Coronavirus Cosenza: esplode la rabbia dei medici

L’“Annunziata” si muove con passo incerto verso quell’ambizioso quanto faticoso ritorno alla normalità. I riflettori, però, restano sempre accesi sul Pronto soccorso, modello esemplare di una sanità malata che non è più in grado di fornire risposte adeguate ai bisogni dei cittadini. Un assedio ininterrotto (di giorno e di notte) che finisce per pesare poi sul lavoro di appena 7 medici. La disperazione ha spinto i sette eroi a mettere nero su bianco una trama che rivela lo scenario controverso che costringe, inevitabilmente, a vigilare sulla capacità di risposta della prima linea dell’ospedale cittadino.
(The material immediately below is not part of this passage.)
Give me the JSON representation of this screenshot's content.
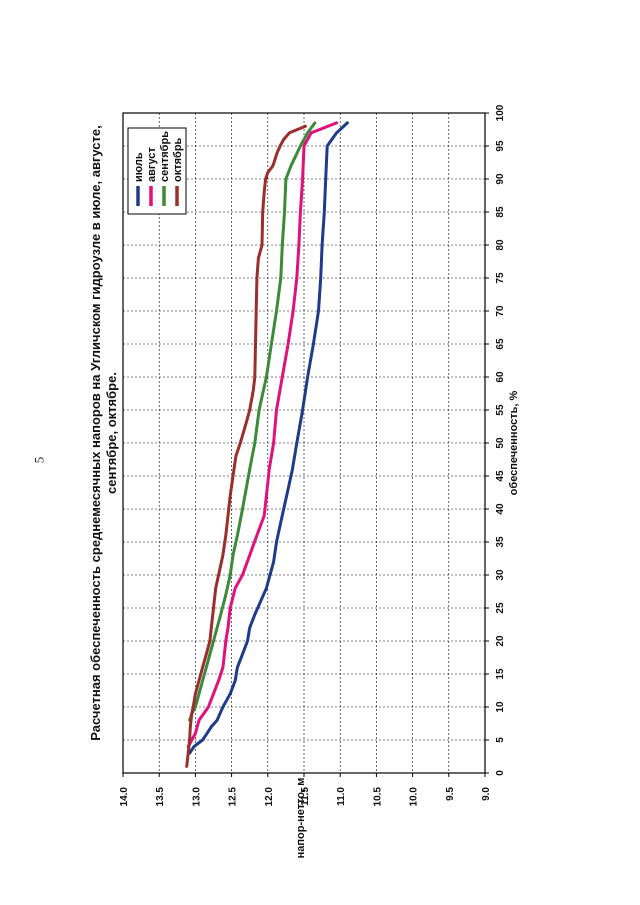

I medici confessano disagio e amarezza per non essere più in grado di garantire i livelli essenziali minimi di assistenza e chiedono aiuto al nuovo commissario dell’Azienda ospedaliera Isabella Mastrobuono con una denuncia inviata anche al prefetto Cinzia Guercio, al procuratore Mario Spagnuolo e al sindaco Mario Occhiuto. Lacrime silenziose e lente affiorano da ognuna di quelle righe scritte con l’inchiostro della rabbia. La rabbia di chi non intende arrendersi alla rassegnazione. Sono in 7 ma dovrebbero essere 24 secondo le indicazioni del Commissario ad acta. Lo stesso primario ha più volte segnalato le difficoltà dell’organizzazione dei turni ma tutte le richieste si sono fermate sui tavoli del management. Per questo, adesso, i “camici bianchi”, sfiancati da turni massacranti, chiedono interventi urgenti per rendere il Pronto soccorso in grado di rispondere all’assedio quotidiano di pazienti Covid e non Covid.